Livingston, located in Sumter County in Alabama's west-central region, sits within the Black Belt, historically one of the state's economically challenged areas. The county's reliance on agriculture, forestry, and small-scale manufacturing makes it vulnerable to sector-specific shocks. Alabama's initial jobless claims have risen 15 percent over the prior four-week period (from 1,576 to 1,812) while falling 15.6 percent year-over-year, indicating cyclical upward pressure on unemployment despite long-term improvement. Livingston's layoffs will contribute measurably to Sumter County's jobless claims in the coming weeks.

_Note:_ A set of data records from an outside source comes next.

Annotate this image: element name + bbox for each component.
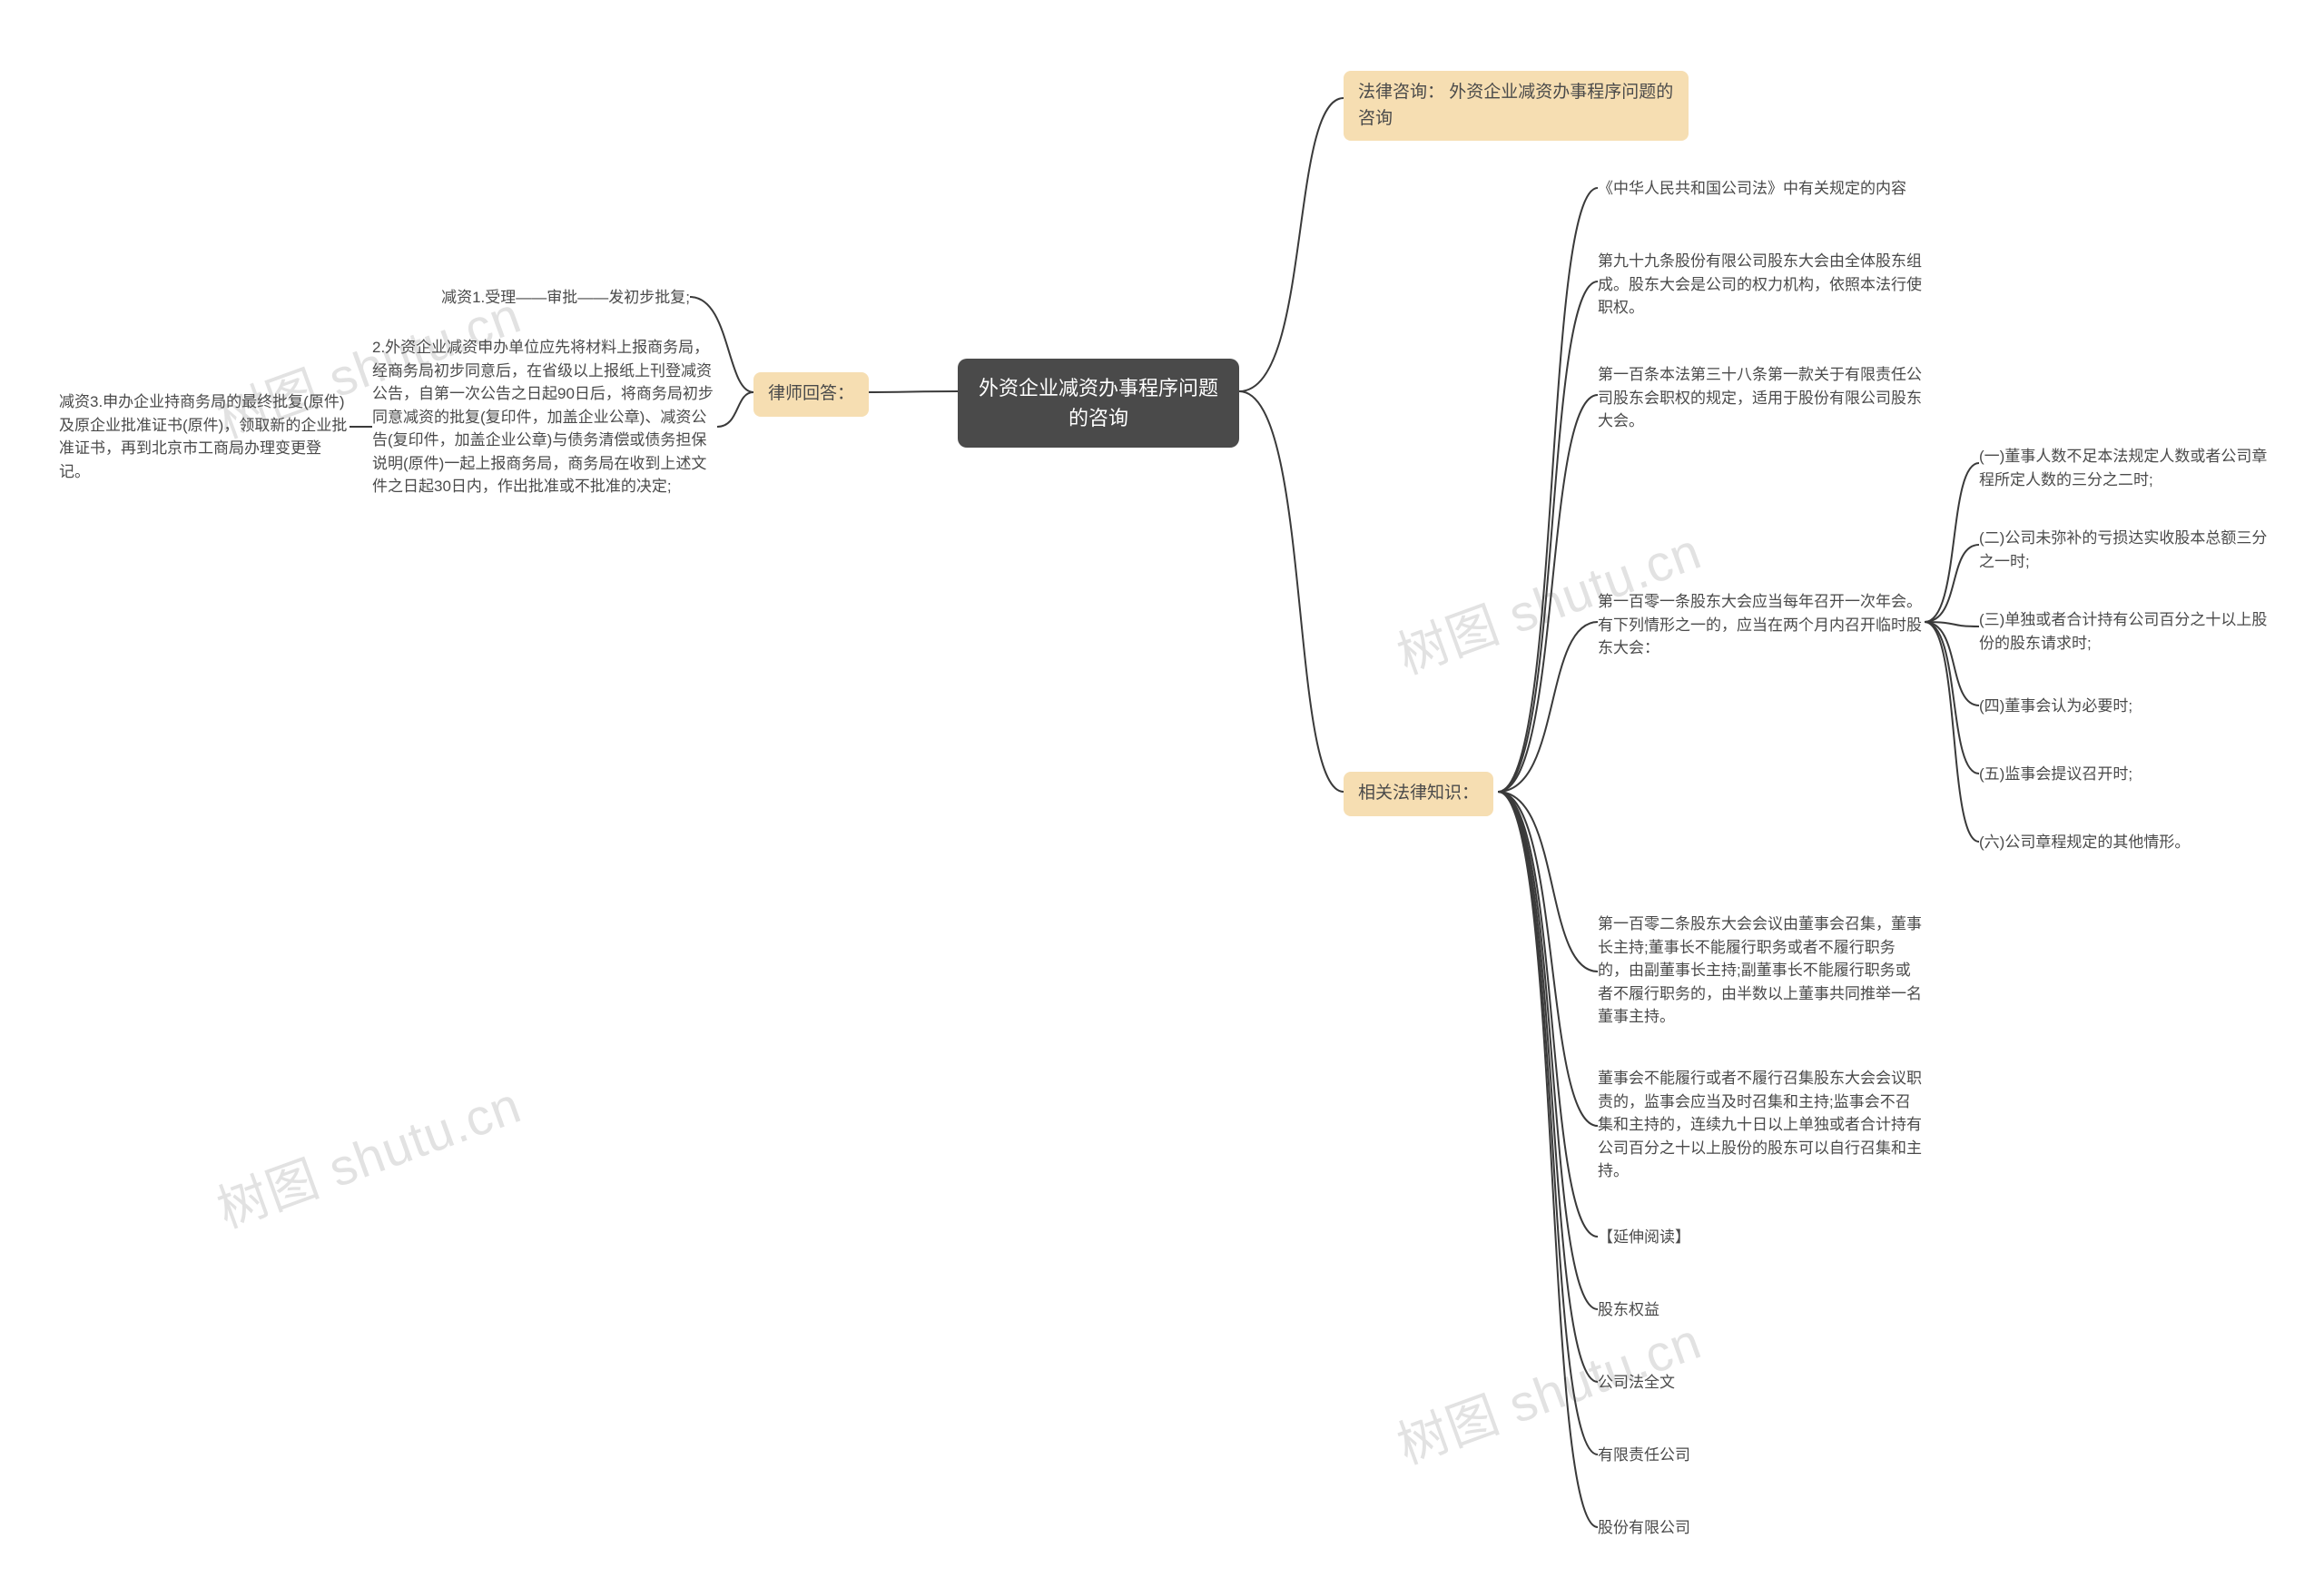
edge-layer bbox=[0, 0, 2324, 1588]
legal-b4-c5[interactable]: (五)监事会提议召开时; bbox=[1979, 763, 2279, 786]
legal-b4[interactable]: 第一百零一条股东大会应当每年召开一次年会。有下列情形之一的，应当在两个月内召开临… bbox=[1598, 590, 1925, 660]
legal-b4-c4[interactable]: (四)董事会认为必要时; bbox=[1979, 695, 2279, 718]
legal-b1[interactable]: 《中华人民共和国公司法》中有关规定的内容 bbox=[1598, 177, 1925, 201]
root-node[interactable]: 外资企业减资办事程序问题的咨询 bbox=[958, 359, 1239, 448]
branch-consult[interactable]: 法律咨询： 外资企业减资办事程序问题的咨询 bbox=[1344, 71, 1689, 141]
legal-b4-c6[interactable]: (六)公司章程规定的其他情形。 bbox=[1979, 831, 2279, 854]
lawyer-step1[interactable]: 减资1.受理——审批——发初步批复; bbox=[390, 286, 690, 310]
legal-b3[interactable]: 第一百条本法第三十八条第一款关于有限责任公司股东会职权的规定，适用于股份有限公司… bbox=[1598, 363, 1925, 433]
watermark: 树图 shutu.cn bbox=[206, 1065, 530, 1243]
legal-b4-c2[interactable]: (二)公司未弥补的亏损达实收股本总额三分之一时; bbox=[1979, 527, 2279, 573]
legal-b11[interactable]: 股份有限公司 bbox=[1598, 1516, 1690, 1540]
legal-b8[interactable]: 股东权益 bbox=[1598, 1298, 1659, 1322]
legal-b6[interactable]: 董事会不能履行或者不履行召集股东大会会议职责的，监事会应当及时召集和主持;监事会… bbox=[1598, 1067, 1925, 1183]
legal-b4-c1[interactable]: (一)董事人数不足本法规定人数或者公司章程所定人数的三分之二时; bbox=[1979, 445, 2279, 491]
legal-b2[interactable]: 第九十九条股份有限公司股东大会由全体股东组成。股东大会是公司的权力机构，依照本法… bbox=[1598, 250, 1925, 320]
lawyer-step2[interactable]: 2.外资企业减资申办单位应先将材料上报商务局，经商务局初步同意后，在省级以上报纸… bbox=[372, 336, 717, 498]
legal-b9[interactable]: 公司法全文 bbox=[1598, 1371, 1675, 1395]
mindmap-canvas: 树图 shutu.cn 树图 shutu.cn 树图 shutu.cn 树图 s… bbox=[0, 0, 2324, 1588]
branch-legal[interactable]: 相关法律知识： bbox=[1344, 772, 1493, 816]
legal-b4-c3[interactable]: (三)单独或者合计持有公司百分之十以上股份的股东请求时; bbox=[1979, 608, 2279, 655]
legal-b7[interactable]: 【延伸阅读】 bbox=[1598, 1226, 1690, 1249]
legal-b5[interactable]: 第一百零二条股东大会会议由董事会召集，董事长主持;董事长不能履行职务或者不履行职… bbox=[1598, 912, 1925, 1029]
branch-lawyer[interactable]: 律师回答： bbox=[753, 372, 869, 417]
legal-b10[interactable]: 有限责任公司 bbox=[1598, 1444, 1690, 1467]
lawyer-step3[interactable]: 减资3.申办企业持商务局的最终批复(原件)及原企业批准证书(原件)，领取新的企业… bbox=[59, 390, 350, 483]
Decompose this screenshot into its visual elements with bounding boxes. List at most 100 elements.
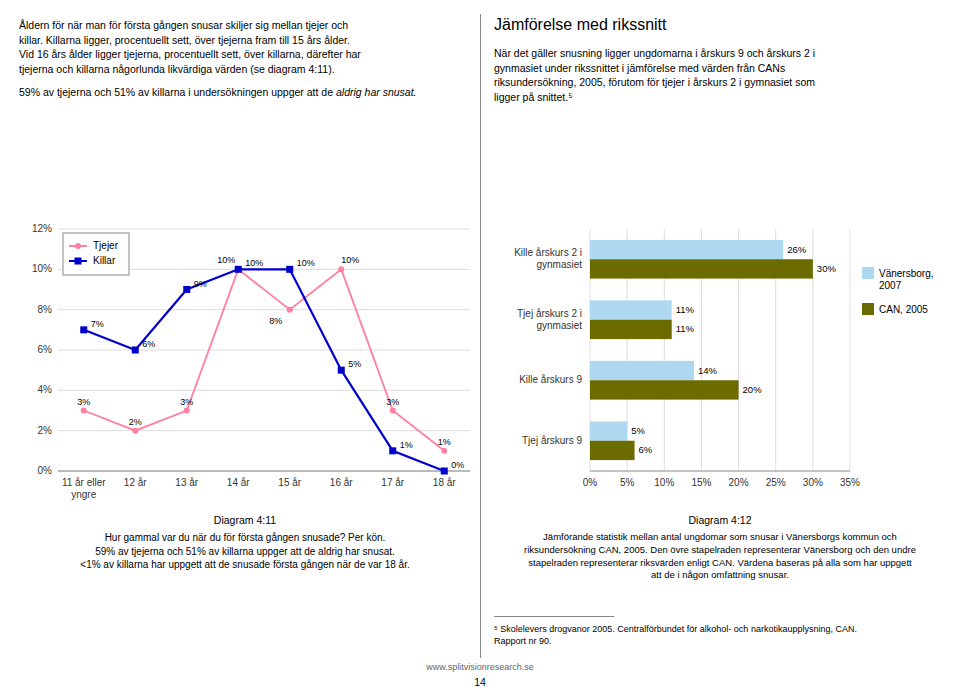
text-line: 10% [341, 255, 359, 265]
text-line: 20% [743, 383, 763, 394]
text-line: 10% [297, 258, 315, 268]
bar [590, 441, 635, 460]
marker [390, 408, 396, 414]
x-tick-label: 18 år [433, 477, 456, 488]
marker [286, 266, 293, 273]
data-label: 5% [348, 359, 361, 369]
data-label: 26% [787, 243, 807, 254]
text-line: 30% [803, 477, 823, 488]
data-label: 14% [698, 364, 718, 375]
caption: Diagram 4:11Hur gammal var du när du för… [10, 514, 480, 572]
y-tick-label: Kille årskurs 9 [519, 374, 582, 385]
y-tick-label: 8% [38, 303, 53, 314]
text-line: 5% [348, 359, 361, 369]
text-normal: 59% av tjejerna och 51% av killarna i un… [19, 86, 336, 98]
data-labels: 3%2%3%10%8%10%3%1%7%6%9%10%10%5%1%0% [77, 255, 464, 470]
data-label: 3% [386, 397, 399, 407]
text-line: Tjej årskurs 9 [522, 434, 582, 445]
data-label: 10% [245, 258, 263, 268]
text-line: Tjej årskurs 2 i [517, 307, 582, 318]
text-line: 18 år [433, 477, 456, 488]
bar [590, 240, 783, 259]
text-line: 10% [245, 258, 263, 268]
y-tick-label: 12% [32, 223, 52, 234]
x-tick-label: 20% [729, 477, 749, 488]
grid [58, 229, 470, 471]
caption-line: Jämförande statistik mellan antal ungdom… [485, 531, 955, 544]
section-title: Jämförelse med rikssnitt [494, 16, 954, 34]
text-line: 12 år [124, 477, 147, 488]
y-tick-label: 10% [32, 263, 52, 274]
legend-swatch [862, 267, 874, 279]
right-text: Jämförelse med rikssnittNär det gäller s… [494, 16, 954, 105]
data-label: 9% [194, 279, 207, 289]
footnote-line: ___________________________ [494, 608, 614, 617]
text-line: 14% [698, 364, 718, 375]
text-italic: aldrig har snusat. [336, 86, 417, 98]
grid-line [58, 229, 470, 230]
text-line: 0% [583, 477, 598, 488]
divider [480, 14, 481, 658]
legend: TjejerKillar [63, 233, 129, 275]
data-label: 0% [451, 460, 464, 470]
text-line: 0% [451, 460, 464, 470]
bar [590, 361, 694, 380]
text-line: 26% [787, 243, 807, 254]
text-line: 11 år eller [62, 477, 106, 488]
grid-line [58, 350, 470, 351]
data-label: 10% [217, 255, 235, 265]
grid-line [850, 229, 851, 471]
text-line: Tjejer [93, 240, 119, 251]
text-line: 15% [691, 477, 711, 488]
x-tick-label: 30% [803, 477, 823, 488]
text-line: CAN, 2005 [879, 304, 928, 315]
text-line: 2% [129, 417, 142, 427]
legend-marker [75, 258, 82, 265]
x-tick-label: 15% [691, 477, 711, 488]
text-line: 15 år [278, 477, 301, 488]
grid-line [58, 430, 470, 431]
y-tick-label: 0% [38, 465, 53, 476]
bar [590, 259, 813, 278]
x-tick-label: 16 år [330, 477, 353, 488]
marker [183, 286, 190, 293]
text-line: 14 år [227, 477, 250, 488]
chart-title: Diagram 4:12 [485, 514, 955, 526]
text-line: 6% [38, 344, 53, 355]
bar [590, 300, 672, 319]
data-label: 1% [400, 440, 413, 450]
text-line: 4% [38, 384, 53, 395]
text-line: 13 år [175, 477, 198, 488]
grid-line [58, 390, 470, 391]
text-line: Kille årskurs 2 i [514, 247, 582, 258]
text-line: yngre [71, 489, 96, 500]
caption-line: stapelraden representerar riksvärden enl… [485, 557, 955, 570]
text-line: 10% [654, 477, 674, 488]
marker [235, 266, 242, 273]
text-line: 10% [217, 255, 235, 265]
text-line: 3% [77, 397, 90, 407]
caption-line: Hur gammal var du när du för första gång… [10, 531, 480, 545]
data-label: 30% [817, 262, 837, 273]
bar-chart: 0%5%10%15%20%25%30%35%Kille årskurs 2 ig… [485, 222, 955, 512]
grid [590, 229, 850, 471]
text-line: 3% [386, 397, 399, 407]
marker [81, 408, 87, 414]
bar [590, 380, 739, 399]
data-label: 10% [341, 255, 359, 265]
y-tick-label: 2% [38, 424, 53, 435]
grid-line [58, 309, 470, 310]
text-line: 11% [676, 323, 695, 334]
legend-label: Tjejer [93, 240, 119, 251]
data-label: 6% [639, 444, 653, 455]
text-line: 1% [400, 440, 413, 450]
data-label: 11% [676, 304, 695, 315]
axes: 0%5%10%15%20%25%30%35%Kille årskurs 2 ig… [514, 247, 860, 488]
caption-line: <1% av killarna har uppgett att de snusa… [10, 558, 480, 572]
marks [80, 266, 448, 475]
marker [132, 428, 138, 434]
series-line [84, 269, 445, 471]
legend-label: Vänersborg,2007 [879, 268, 933, 291]
y-tick-label: 4% [38, 384, 53, 395]
x-tick-label: 15 år [278, 477, 301, 488]
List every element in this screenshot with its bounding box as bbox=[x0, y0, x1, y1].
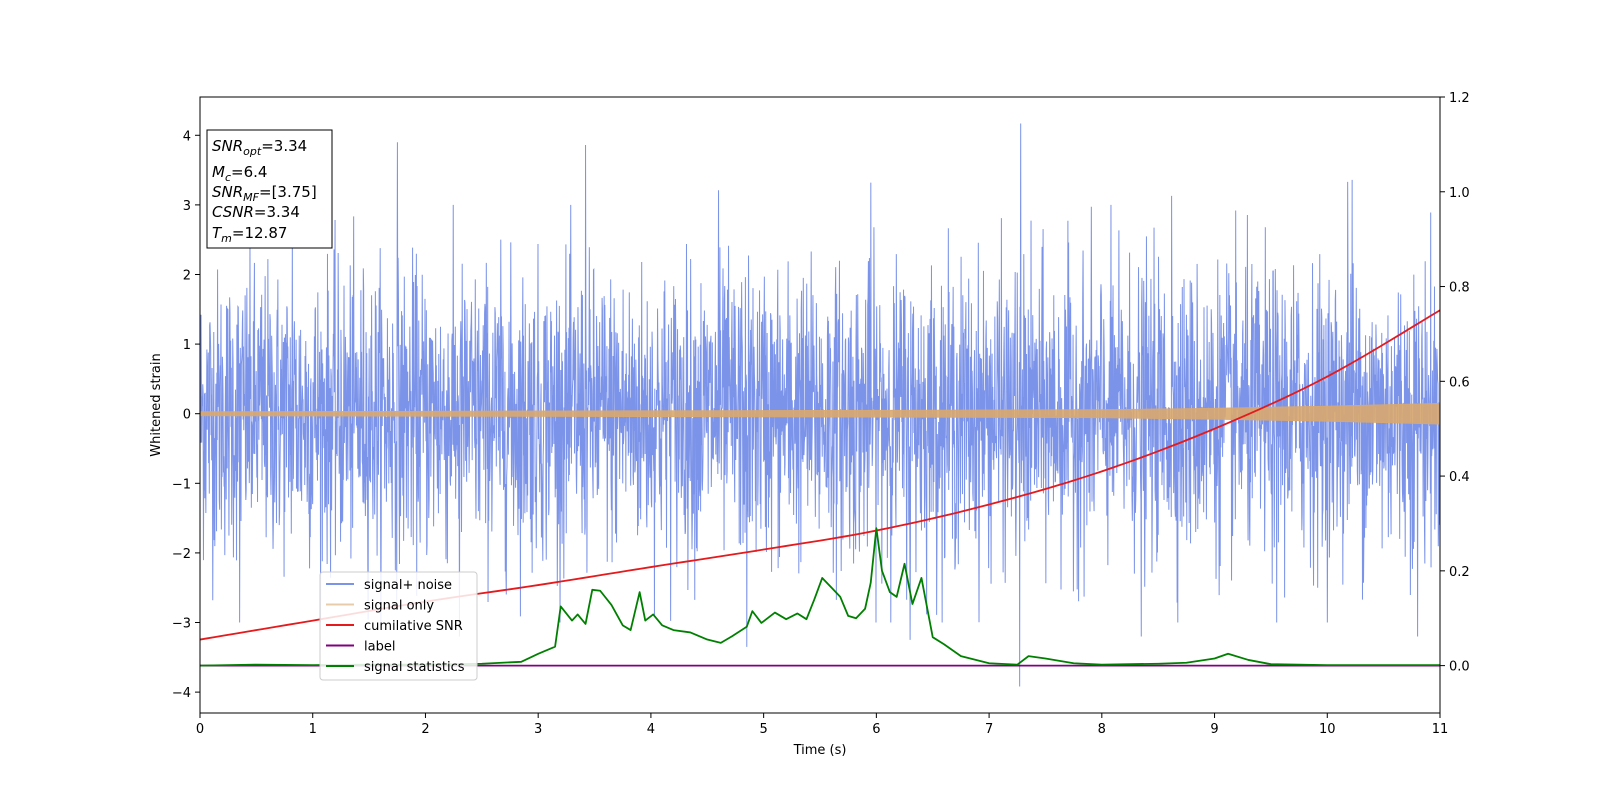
y-tick-label: 2 bbox=[183, 268, 191, 283]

H-1B Hiring Dynamics and Workforce Displacement Questions
The provided H-1B data encompasses Alabama broadly rather than Livingston specifically, and no employers in Livingston appear among Alabama's top H-1B petitioning organizations. University of Alabama at Birmingham dominates state H-1B sponsorship with 755 petitions, followed by Auburn University and the University of Alabama, all clustered in larger metropolitan areas. The absence of H-1B hiring among Livingston employers suggests that neither Community Development Institute Head Start nor Century Cartons engage in visa-sponsored foreign hiring, eliminating the contradictory narrative of simultaneous domestic layoffs and foreign worker importation.
However, this absence of H-1B activity also reflects Livingston's economic position: the city's employers lack the technical sophistication, scale, and geographic attractiveness to participate in the visa labor market. Alabama's H-1B workforce concentrates in computer systems analysis, software development, and engineering—occupations requiring metropolitan infrastructure, universities, and technology ecosystems that Livingston does not provide. The city's workers compete in a fundamentally different labor market from Alabama's H-1B visa holders, meaning that state-level skill arbitrage dynamics do not directly displace Livingston employment.
Livingston's labor market adjustment will depend entirely on local job creation, regional economic mobility, and federal workforce retraining programs rather than on technology sector dynamics or visa policy changes.